Thiago Ribeiro (PSC) declarou "total apoio" à retirada do artigo 2º e à aprovação da recomposição. "Servidor valorizado, população bem atendida, cidade funcionando: é o que nós queremos”, afirmou o parlamentar. Sobre a greve, Thiago avaliou que "faltou mais conversa". "Infelizmente, acabou ficando uma coisa muito pessoalizada; se não fosse, acho que teríamos muito mais êxito", ponderou.
"O que for melhor para o servidor, é melhor para Casa", defendeu Rerlison Rezende (PSDB), acrescentando que "a recomposição salarial não deve ser vista como algo político, porque o servidor não é político, ele serve à população". Ele citou aumentos no custo de vida, como os recentes reajustes em convênios e planos de saúde privados, para ilustrar a necessidade da reposição inflacionária.
Para Fabrício Polezi (Patriota), a aprovação dos "valores controversos" da reposição inflacionária (ou seja, o que falta para chegar aos 21% reivindicados pelo funcionalismo) poderia fazer as despesas com pessoal chegarem próximas ao limite prudencial de gastos previstos na Lei de Responsabilidade Fiscais. "Quando se dispara o gatilho do limite prudencial, esse controle intermediário, são imputadas sanções administrativas: fica-se impedido de criar novos cargos, conceder reajustes, contratar horas extras."
"Não vou cometer a irresponsabilidade de aprovar uma emenda ilegal", disse Gustavo Pompeo (Avante), ao ocupar a tribuna na sequência.

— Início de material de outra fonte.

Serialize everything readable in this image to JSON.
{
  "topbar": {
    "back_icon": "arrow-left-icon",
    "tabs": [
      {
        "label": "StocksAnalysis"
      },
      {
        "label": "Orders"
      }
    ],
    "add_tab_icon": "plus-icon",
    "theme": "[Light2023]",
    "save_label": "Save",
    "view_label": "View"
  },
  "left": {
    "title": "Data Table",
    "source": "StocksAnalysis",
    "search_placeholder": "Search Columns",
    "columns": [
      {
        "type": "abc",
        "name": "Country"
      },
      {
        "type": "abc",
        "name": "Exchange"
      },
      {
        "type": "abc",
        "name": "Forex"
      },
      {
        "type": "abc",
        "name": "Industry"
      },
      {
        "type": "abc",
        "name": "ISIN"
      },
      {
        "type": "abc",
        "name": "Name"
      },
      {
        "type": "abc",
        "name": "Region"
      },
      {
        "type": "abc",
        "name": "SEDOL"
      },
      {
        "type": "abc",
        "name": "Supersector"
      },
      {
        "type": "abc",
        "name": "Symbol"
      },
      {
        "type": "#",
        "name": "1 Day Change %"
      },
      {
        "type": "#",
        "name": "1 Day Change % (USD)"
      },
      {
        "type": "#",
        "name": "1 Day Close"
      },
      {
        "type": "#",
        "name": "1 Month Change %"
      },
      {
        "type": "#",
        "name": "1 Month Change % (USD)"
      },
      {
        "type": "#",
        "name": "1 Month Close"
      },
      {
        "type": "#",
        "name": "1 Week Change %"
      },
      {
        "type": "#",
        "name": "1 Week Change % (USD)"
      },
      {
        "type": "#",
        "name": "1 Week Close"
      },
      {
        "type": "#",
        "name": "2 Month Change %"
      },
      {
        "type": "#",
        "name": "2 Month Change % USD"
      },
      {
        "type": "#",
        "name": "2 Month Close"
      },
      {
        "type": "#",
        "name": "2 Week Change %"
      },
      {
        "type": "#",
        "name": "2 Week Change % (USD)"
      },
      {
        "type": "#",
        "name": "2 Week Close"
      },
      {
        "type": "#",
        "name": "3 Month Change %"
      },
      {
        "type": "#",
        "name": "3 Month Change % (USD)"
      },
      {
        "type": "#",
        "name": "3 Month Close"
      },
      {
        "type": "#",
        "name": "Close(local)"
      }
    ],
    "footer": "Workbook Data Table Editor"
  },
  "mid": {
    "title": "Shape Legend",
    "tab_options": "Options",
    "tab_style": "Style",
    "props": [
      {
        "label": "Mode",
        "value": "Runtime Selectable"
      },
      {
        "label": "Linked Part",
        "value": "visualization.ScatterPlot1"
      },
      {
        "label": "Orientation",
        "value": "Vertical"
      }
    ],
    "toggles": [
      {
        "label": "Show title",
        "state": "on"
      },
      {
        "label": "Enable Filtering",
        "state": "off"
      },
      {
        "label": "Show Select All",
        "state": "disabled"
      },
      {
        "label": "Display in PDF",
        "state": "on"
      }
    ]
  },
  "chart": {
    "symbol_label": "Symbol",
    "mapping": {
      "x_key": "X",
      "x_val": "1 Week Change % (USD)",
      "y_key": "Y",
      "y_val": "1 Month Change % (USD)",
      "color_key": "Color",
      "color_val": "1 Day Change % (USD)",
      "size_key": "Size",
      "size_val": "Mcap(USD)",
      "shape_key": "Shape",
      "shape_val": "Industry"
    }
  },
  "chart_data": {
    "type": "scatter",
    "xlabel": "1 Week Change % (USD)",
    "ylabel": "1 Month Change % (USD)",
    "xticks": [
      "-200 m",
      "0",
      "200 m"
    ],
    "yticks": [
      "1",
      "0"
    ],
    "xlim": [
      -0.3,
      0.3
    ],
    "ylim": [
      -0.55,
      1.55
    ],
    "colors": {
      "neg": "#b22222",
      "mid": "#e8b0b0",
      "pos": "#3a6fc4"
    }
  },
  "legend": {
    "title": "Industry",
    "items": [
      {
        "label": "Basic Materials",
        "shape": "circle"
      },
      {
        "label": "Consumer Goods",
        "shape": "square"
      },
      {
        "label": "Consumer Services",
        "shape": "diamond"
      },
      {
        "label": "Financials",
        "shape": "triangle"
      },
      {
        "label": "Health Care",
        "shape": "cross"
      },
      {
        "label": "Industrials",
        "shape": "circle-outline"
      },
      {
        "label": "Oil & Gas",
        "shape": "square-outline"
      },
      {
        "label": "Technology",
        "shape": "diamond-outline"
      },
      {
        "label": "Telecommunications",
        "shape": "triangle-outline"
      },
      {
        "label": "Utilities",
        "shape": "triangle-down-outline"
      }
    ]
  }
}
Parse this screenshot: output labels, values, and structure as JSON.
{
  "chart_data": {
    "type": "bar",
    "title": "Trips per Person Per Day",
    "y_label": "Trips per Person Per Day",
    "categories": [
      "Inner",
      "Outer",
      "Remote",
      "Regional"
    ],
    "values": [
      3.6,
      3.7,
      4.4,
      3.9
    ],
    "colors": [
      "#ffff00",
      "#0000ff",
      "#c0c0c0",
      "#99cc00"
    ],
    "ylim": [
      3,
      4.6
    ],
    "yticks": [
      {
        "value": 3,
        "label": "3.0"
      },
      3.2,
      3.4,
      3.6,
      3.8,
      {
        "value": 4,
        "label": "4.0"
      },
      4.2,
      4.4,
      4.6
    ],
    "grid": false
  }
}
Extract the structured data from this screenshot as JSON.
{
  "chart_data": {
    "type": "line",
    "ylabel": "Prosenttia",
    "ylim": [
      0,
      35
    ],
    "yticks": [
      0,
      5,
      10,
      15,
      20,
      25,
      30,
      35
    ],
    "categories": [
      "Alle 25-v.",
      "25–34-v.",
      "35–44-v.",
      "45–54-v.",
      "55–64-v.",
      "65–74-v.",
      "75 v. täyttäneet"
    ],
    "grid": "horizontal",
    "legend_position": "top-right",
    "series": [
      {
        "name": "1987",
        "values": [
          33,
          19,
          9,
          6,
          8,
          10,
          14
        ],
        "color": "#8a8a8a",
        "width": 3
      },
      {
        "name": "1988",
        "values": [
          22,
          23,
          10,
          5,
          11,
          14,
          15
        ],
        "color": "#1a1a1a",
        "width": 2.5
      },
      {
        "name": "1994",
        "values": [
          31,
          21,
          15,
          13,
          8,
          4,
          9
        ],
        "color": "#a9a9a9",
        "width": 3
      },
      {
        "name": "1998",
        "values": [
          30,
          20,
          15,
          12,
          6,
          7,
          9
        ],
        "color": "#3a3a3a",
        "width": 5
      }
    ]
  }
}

Para o vereador, apenas o valor definido como incontroverso pelo TJ-SP (isto é, os 10,56% aos servidores públicos) é que deveria ser colocado em votação. "Entendo que a matéria pedida pela Justiça é a mesma que deveria ser enviada pela Câmara, sem ser colocado nada, inclusive a questão dos subsídios."
REPOSIÇÃO - De acordo com a emenda 2 aprovada junto com o substitutivo ao projeto de lei 92/2022, as faltas ao trabalho decorrentes da greve deflagrada pelos funcionários públicos municipais poderão ser compensadas, conforme a escolha do servidor, em cada secretaria ou órgão da administração municipal das seguintes formas:
1) Reposição diária de, no mínimo, 30 minutos e no, máximo, 2 horas, antes ou depois do seu expediente normal, em planilha de apuração a ser elaborada pelos gestores dos recursos humanos da municipalidade, abrangendo o ano em curso e os posteriores;
2) Desconto dos dias em férias anuais vencidas ou a vencer;
3) Desconto dos dias em férias-prêmio vencidas ou a vencer;
4) Desconto dos dias, de uma só vez, do total das faltas abonadas que possam ser usadas no corrente no ano e nos seguintes, se necessário, até completar o ciclo de reposição;
5) Desconto dos dias trabalhados extraordinariamente em campanhas institucionais promovidas pela municipalidade e os dias laborados em favor da Justiça Eleitoral, cujas horas trabalhadas terão o acréscimo de 100% sobre a hora normal;
6) Desconto, com a concordância do gestor responsável, em atividades além da carga horária diária, inclusive aos sábados, pontos facultativos e feriados (nesses últimos com o acréscimo de 100% sobre a hora normal), ministrando aulas, cursos e palestras ou em substituição de profissionais da sua área de atuação.
A emenda também cita ser possível, além dessas seis alternativas, a escolha por outra modalidade de desconto "que seja favorável à administração municipal e ao servidor optante, mediante acordo entre as partes, homologado pelo sindicato da categoria".